I have to ask. I have some DU prints w/ stamps. Your picture on the wall is very familar, but I can't place it. Is it a DU print?

I had Labs once in my youth. Its one of those breeds you become extremely bonded with.


----------



## themule69 (Dec 17, 2014)

BEAR

RUN! That is a bear trap If I ever saw one. She has you hook line and sinker 
	

	
	
		
		



		
			






.

Merry Christmas and congratulations on the  46 years.

Happy smoken.

David


----------



## fished (Dec 18, 2014)

Those look great Bear, will have to try them.  Merry Christmas to everyone, and congrats on the 46 years Bear.

Thanks

Ed


----------



## Bearcarver (Dec 18, 2014)

tropics said:


> Wow they do look better and better every time I see them. Congrats on the upcoming anniversary.


Thank You Tropics!!

I Appreciate that !!

Bear


Foamheart said:


> I have to ask. I have some DU prints w/ stamps. Your picture on the wall is very familar, but I can't place it. Is it a DU print?
> 
> I had Labs once in my youth. Its one of those breeds you become extremely bonded with.


Thanks Foamy!!

Not a DU. It's a Larry Chandler Print that when you order it you tell them a name to put in the dog tag in the picture.
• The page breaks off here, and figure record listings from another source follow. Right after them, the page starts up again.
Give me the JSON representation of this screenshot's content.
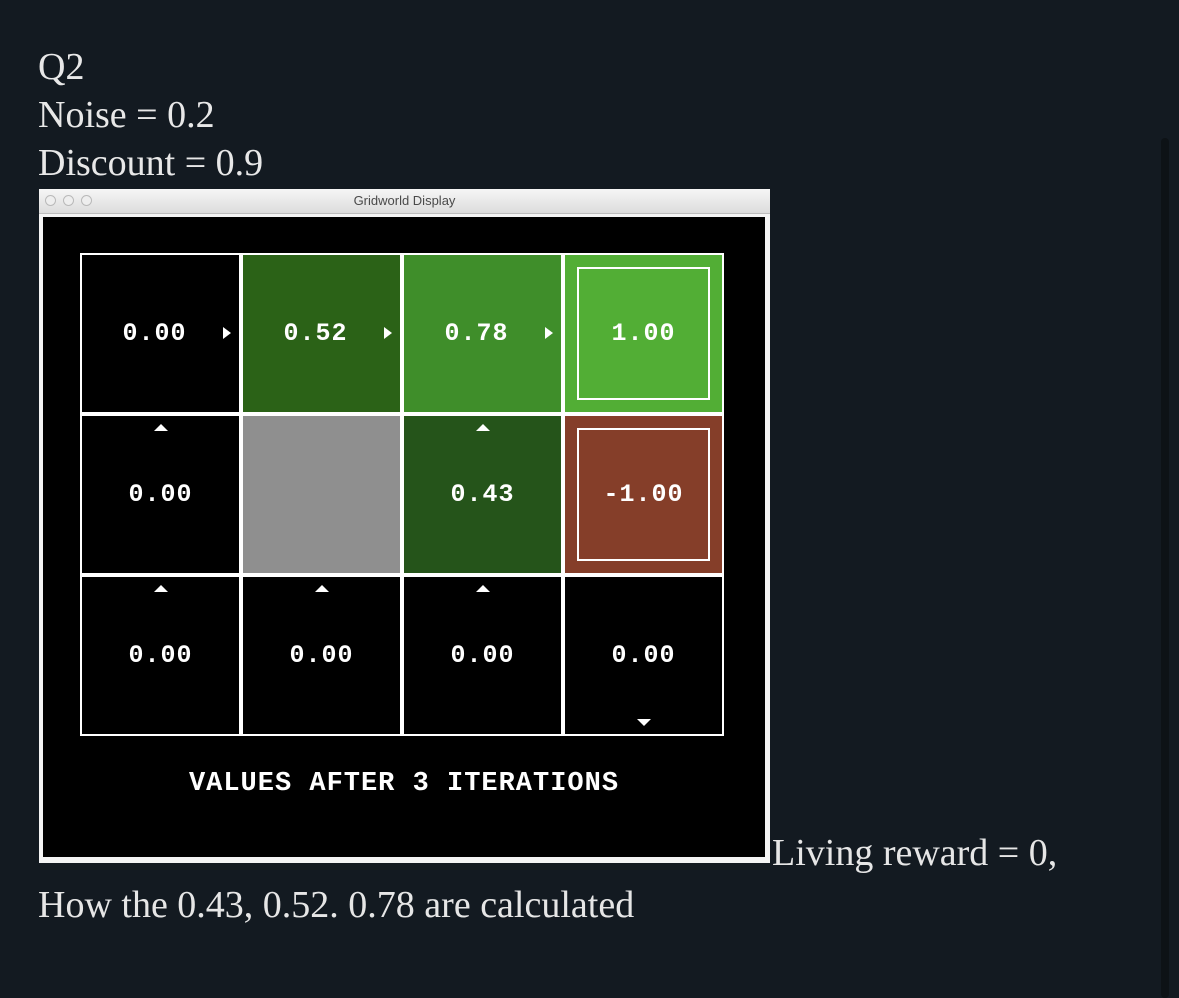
{
  "post": {
    "question_label": "Q2",
    "noise_text": "Noise = 0.2",
    "discount_text": "Discount = 0.9",
    "living_reward_text": "Living reward = 0,",
    "question_text": "How the 0.43, 0.52. 0.78 are calculated"
  },
  "window": {
    "title": "Gridworld Display",
    "footer": "VALUES AFTER 3 ITERATIONS"
  },
  "grid": {
    "rows": [
      {
        "cells": [
          {
            "value": "0.00",
            "color": "#000000",
            "arrow": "right"
          },
          {
            "value": "0.52",
            "color": "#2b6217",
            "arrow": "right"
          },
          {
            "value": "0.78",
            "color": "#3f8e2a",
            "arrow": "right"
          },
          {
            "value": "1.00",
            "color": "#52ae35",
            "terminal": true
          }
        ]
      },
      {
        "cells": [
          {
            "value": "0.00",
            "color": "#000000",
            "arrow": "up"
          },
          {
            "value": "",
            "color": "#8f8f8f",
            "wall": true
          },
          {
            "value": "0.43",
            "color": "#25541a",
            "arrow": "up"
          },
          {
            "value": "-1.00",
            "color": "#853e29",
            "terminal": true
          }
        ]
      },
      {
        "cells": [
          {
            "value": "0.00",
            "color": "#000000",
            "arrow": "up"
          },
          {
            "value": "0.00",
            "color": "#000000",
            "arrow": "up"
          },
          {
            "value": "0.00",
            "color": "#000000",
            "arrow": "up"
          },
          {
            "value": "0.00",
            "color": "#000000",
            "arrow": "down"
          }
        ]
      }
    ]
  }
}
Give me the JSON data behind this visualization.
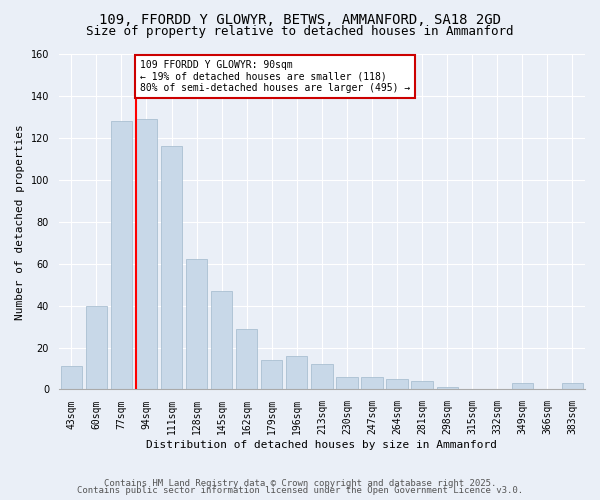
{
  "title": "109, FFORDD Y GLOWYR, BETWS, AMMANFORD, SA18 2GD",
  "subtitle": "Size of property relative to detached houses in Ammanford",
  "xlabel": "Distribution of detached houses by size in Ammanford",
  "ylabel": "Number of detached properties",
  "categories": [
    "43sqm",
    "60sqm",
    "77sqm",
    "94sqm",
    "111sqm",
    "128sqm",
    "145sqm",
    "162sqm",
    "179sqm",
    "196sqm",
    "213sqm",
    "230sqm",
    "247sqm",
    "264sqm",
    "281sqm",
    "298sqm",
    "315sqm",
    "332sqm",
    "349sqm",
    "366sqm",
    "383sqm"
  ],
  "values": [
    11,
    40,
    128,
    129,
    116,
    62,
    47,
    29,
    14,
    16,
    12,
    6,
    6,
    5,
    4,
    1,
    0,
    0,
    3,
    0,
    3
  ],
  "bar_color": "#c8d8e8",
  "bar_edge_color": "#a0b8cc",
  "red_line_index": 3,
  "annotation_text": "109 FFORDD Y GLOWYR: 90sqm\n← 19% of detached houses are smaller (118)\n80% of semi-detached houses are larger (495) →",
  "annotation_box_color": "#ffffff",
  "annotation_box_edge_color": "#cc0000",
  "ylim": [
    0,
    160
  ],
  "yticks": [
    0,
    20,
    40,
    60,
    80,
    100,
    120,
    140,
    160
  ],
  "footer1": "Contains HM Land Registry data © Crown copyright and database right 2025.",
  "footer2": "Contains public sector information licensed under the Open Government Licence v3.0.",
  "background_color": "#eaeff7",
  "plot_background_color": "#eaeff7",
  "title_fontsize": 10,
  "subtitle_fontsize": 9,
  "ylabel_fontsize": 8,
  "xlabel_fontsize": 8,
  "tick_fontsize": 7,
  "footer_fontsize": 6.5,
  "annotation_fontsize": 7
}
Shadow was our Baby for 12 1/2 years, and quite a character.

Bear


----------



## Bearcarver (Dec 18, 2014)

themule69 said:


> BEAR
> 
> RUN! That is a bear trap If I ever saw one. She has you hook line and sinker
> 
> ...


Yup!!

She trapped this Bear a long time ago!!

Thanks David!

Bear


Fished said:


> Those look great Bear, will have to try them.  Merry Christmas to everyone, and congrats on the 46 years Bear.
> 
> Thanks
> 
> Ed


Thanks Ed !!

You'll love them!

Bear


----------